3.2. Seconda ipotesi

Se le fonti Ue sono sovraordinate, c’è l’obbligo di interpretare le norme interne in conformità con quelle europee. Obbligo di interpretare in maniera conforme; obbligo che riguarda non solo il giudice ma anche la PA, nell’emanazione di provvedimenti e adozioni di atti amministrativi.

3.3. Terza ipotesi

Dall’interpretazione delle norme interne all’interpretazione delle norme UE. L’interpretazione di quest’ultime è accentrata, il sindacato sulle norme UE è accentrato, spetta alla Corte di Giustizia, perché occorre garantire l’applicazione uniforme su tutto il territorio dell’Unione. Da ciò ne discende l’obbligo del giudice nazionale di ultimo grado di rinvio pregiudiziale alla Corte di Giustizia sull’interpretazione delle norme UE. Il giudice che ha un dubbio sull’interpretazione, non può dirimerlo ex se, ma deve rimettere la questione al giudice europee deputato a ciò.

3.4. Quarta ipotesi

Nonostante l’interpretazione delle norme interne ed europee, sussiste un contrasto non sanabile in via interpretativa, come si risolve il contrasto? Attenzione, gli strumenti per risolvere il contrasto sono due:

  • Solo quando il contrasto è tra una norma interna e una norma dell'UE di diretta applicazione, la norma ha effetti diretti, ha efficacia diretta (cd. self-executing, nella specie Regolamenti, Sentenze, Principi generali del diritto UE, Direttive auto-applicative non lasciando margini di discrezionalità al legislatore), allora lo strumento è la DISAPPLICAZIONE, che è uno strumento di SINDACATO DIFFUSO, cioè il giudice a quo, il giudice della singola controversia, rilevato il contrasto, disapplica nella singola controversia la norma, tamquam non esset.
  • Quando il contrasto è tra norme interna e norma di non diretta applicazione, lo strumento non è la disapplicazione, il giudice a quo non può disapplicare la norma interna che contrasti con quella europea, lo strumento non è più il sindacato diffuso, ma il sindacato ACCENTRATO DI LEGITTIMITÀ COSTITUZIONALE. Il giudice a quo deve rimettere la questione di fronte alla Corte costituzionale per violazione dell’art. 11 Cost. e art. 117 Cost., il primo perché mette in rilievo la cedevolezza dell’ordinamento interno di fronte alla norma europea, il secondo perché questa norma obbliga il legislatore ha rispettare i vincoli derivanti dall’ordinamento europeo.
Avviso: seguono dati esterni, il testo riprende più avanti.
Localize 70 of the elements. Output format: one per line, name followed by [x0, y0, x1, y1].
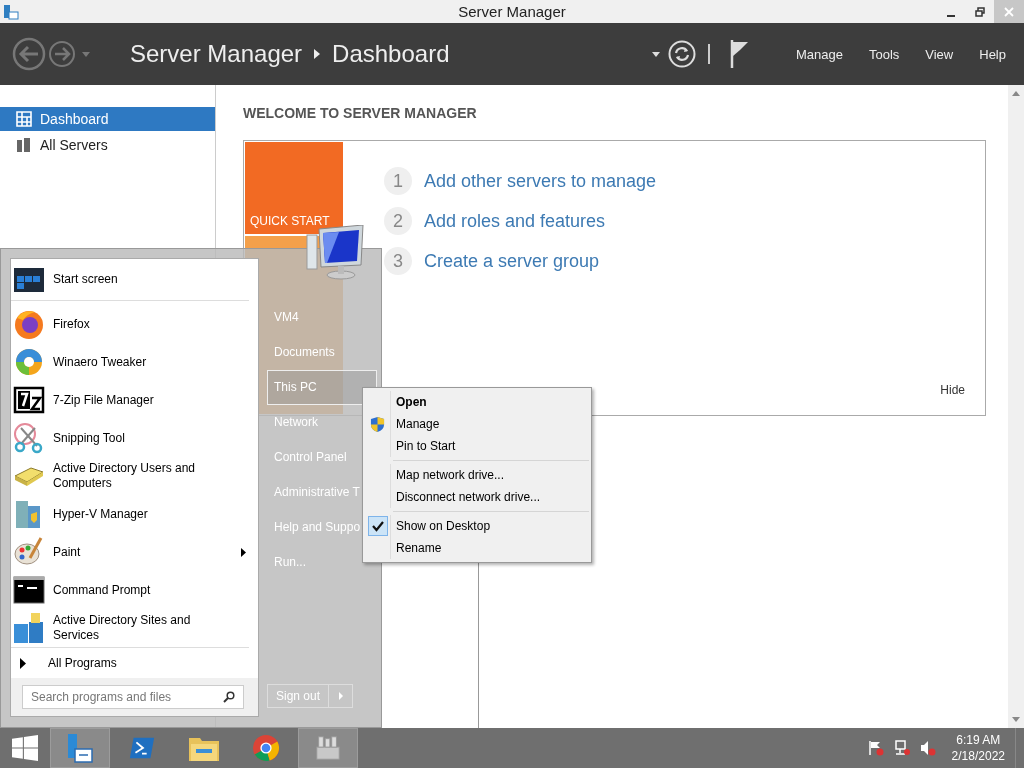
- servers-icon: [16, 137, 32, 153]
- step-number: 1: [384, 167, 412, 195]
- chrome-icon: [252, 734, 280, 762]
- clock-date[interactable]: 2/18/2022: [951, 748, 1005, 764]
- context-menu-item[interactable]: Show on Desktop: [365, 515, 589, 537]
- sidebar-item[interactable]: All Servers: [0, 133, 215, 157]
- dashboard-icon: [16, 111, 32, 127]
- context-menu-item[interactable]: Map network drive...: [365, 464, 589, 486]
- volume-mute-icon[interactable]: [919, 740, 936, 756]
- breadcrumb-root[interactable]: Server Manager: [130, 40, 303, 68]
- start-icon: [12, 735, 38, 761]
- caret-icon[interactable]: [651, 51, 660, 57]
- flag-icon[interactable]: [729, 40, 750, 68]
- program-item[interactable]: Paint: [11, 533, 258, 571]
- check-icon: [367, 516, 388, 536]
- program-item[interactable]: Start screen: [11, 259, 249, 301]
- flag-alert-icon[interactable]: [867, 740, 884, 756]
- scroll-down-icon[interactable]: [1012, 717, 1020, 722]
- search-field[interactable]: Search programs and files: [22, 685, 244, 709]
- archive-icon: [13, 384, 45, 416]
- terminal-icon: [13, 574, 45, 606]
- step-link[interactable]: Add other servers to manage: [424, 170, 657, 192]
- taskbar-button[interactable]: [298, 728, 358, 768]
- step-link[interactable]: Add roles and features: [424, 210, 606, 232]
- step-number: 2: [384, 207, 412, 235]
- restore-icon: [974, 6, 985, 17]
- search-icon: [223, 691, 235, 703]
- program-item[interactable]: Active Directory Sites and Services: [11, 609, 258, 647]
- hide-link[interactable]: Hide: [940, 383, 965, 397]
- program-item[interactable]: Firefox: [11, 305, 258, 343]
- close-icon: [1004, 6, 1014, 17]
- window-title: Server Manager: [457, 3, 567, 20]
- sidebar-item[interactable]: Dashboard: [0, 107, 215, 131]
- menu-item[interactable]: View: [925, 46, 954, 62]
- program-item[interactable]: Hyper-V Manager: [11, 495, 258, 533]
- browser-icon: [13, 308, 45, 340]
- swirl-icon: [13, 346, 45, 378]
- program-item[interactable]: Winaero Tweaker: [11, 343, 258, 381]
- context-menu-item[interactable]: Pin to Start: [365, 435, 589, 457]
- shield-icon: [370, 415, 385, 433]
- program-item[interactable]: 7-Zip File Manager: [11, 381, 258, 419]
- server-manager-icon: [65, 733, 95, 763]
- program-item[interactable]: Active Directory Users and Computers: [11, 457, 258, 495]
- menu-item[interactable]: Tools: [868, 46, 900, 62]
- network-icon[interactable]: [893, 740, 910, 756]
- taskbar-button[interactable]: [50, 728, 110, 768]
- minimize-icon: [946, 14, 955, 17]
- menu-item[interactable]: Manage: [795, 46, 843, 62]
- context-menu-item[interactable]: Rename: [365, 537, 589, 559]
- app-icon: [3, 3, 19, 20]
- scroll-up-icon[interactable]: [1012, 91, 1020, 96]
- section-heading: WELCOME TO SERVER MANAGER: [243, 105, 478, 121]
- palette-icon: [13, 536, 45, 568]
- clock-time[interactable]: 6:19 AM: [956, 732, 1001, 748]
- breadcrumb-page: Dashboard: [332, 40, 450, 68]
- refresh-icon[interactable]: [667, 40, 696, 68]
- expand-arrow-icon: [20, 657, 26, 669]
- step-link[interactable]: Create a server group: [424, 250, 600, 272]
- buildings-icon: [13, 612, 45, 644]
- step-number: 3: [384, 247, 412, 275]
- scrollbar[interactable]: [1008, 85, 1024, 728]
- context-menu-item[interactable]: Disconnect network drive...: [365, 486, 589, 508]
- tools-icon: [314, 734, 342, 762]
- program-item[interactable]: Command Prompt: [11, 571, 258, 609]
- menu-item[interactable]: Help: [979, 46, 1006, 62]
- program-item[interactable]: Snipping Tool: [11, 419, 258, 457]
- scissors-icon: [13, 422, 45, 454]
- caret-icon: [338, 692, 343, 700]
- context-menu-item[interactable]: Manage: [365, 413, 589, 435]
- breadcrumb-arrow-icon: [314, 49, 321, 59]
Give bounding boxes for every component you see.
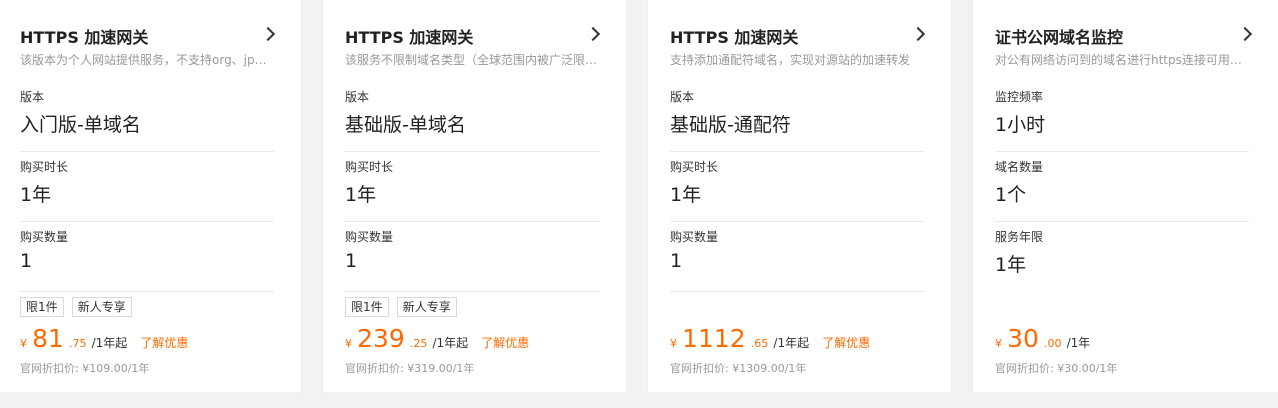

Note e riferimenti bibliografici

(1) *La responsabilità contrattuale non è un genus, ma semplicemente una species di quella da inadempimento.  La responsabilità da atto lecito non è tipizzata, viene rinvenuta nelle maglie del sistema; però si qualifica comunque come una specie di responsabilità. A questa tipologia se ne affiancano altre due: aquiliana art. 2043 c.c. e da inadempimento art. 1218 c.c.

Il sistema è improntato a questo dualismo: quando il danno è la conseguenza di un fatto per cui fatto-danno, si configura la responsabilità aquiliana; quando, invece, il danno è la conseguenza dell’inadempimento di un obbligo preesistente, quale che sia la sua fonte, si configurala responsabilità da inadempimento. La responsabilità contrattuale è una responsabilità da inadempimento che si configura quando una fonte dell’obbligo preesistente inadempiuto è il contratto. Quindi, ogni qualvolta il danno deriva dall’inadempimento di un obbligo, quale ne sia la fonte, la responsabilità è da inadempimento, non contrattuale. Se la fonte di un obbligo è di natura legale o contattuale (cioè da contatto giuridico qualificato), deriva l’obbligo di protezione. Si afferma erroneamente che la responsabilità è contrattuale, quando dovrebbe precisarsi che la responsabilità è da inadempimento di un obbligo preesistente; obbligo di protezione-danno-risarcimento ex art. 1218 c.c. Se l’obbligo non ci fosse stato il rapporto sarebbe stato con un fatto, principio del neminem laedere, quindi fatto-danno-responsabilità aquiliana.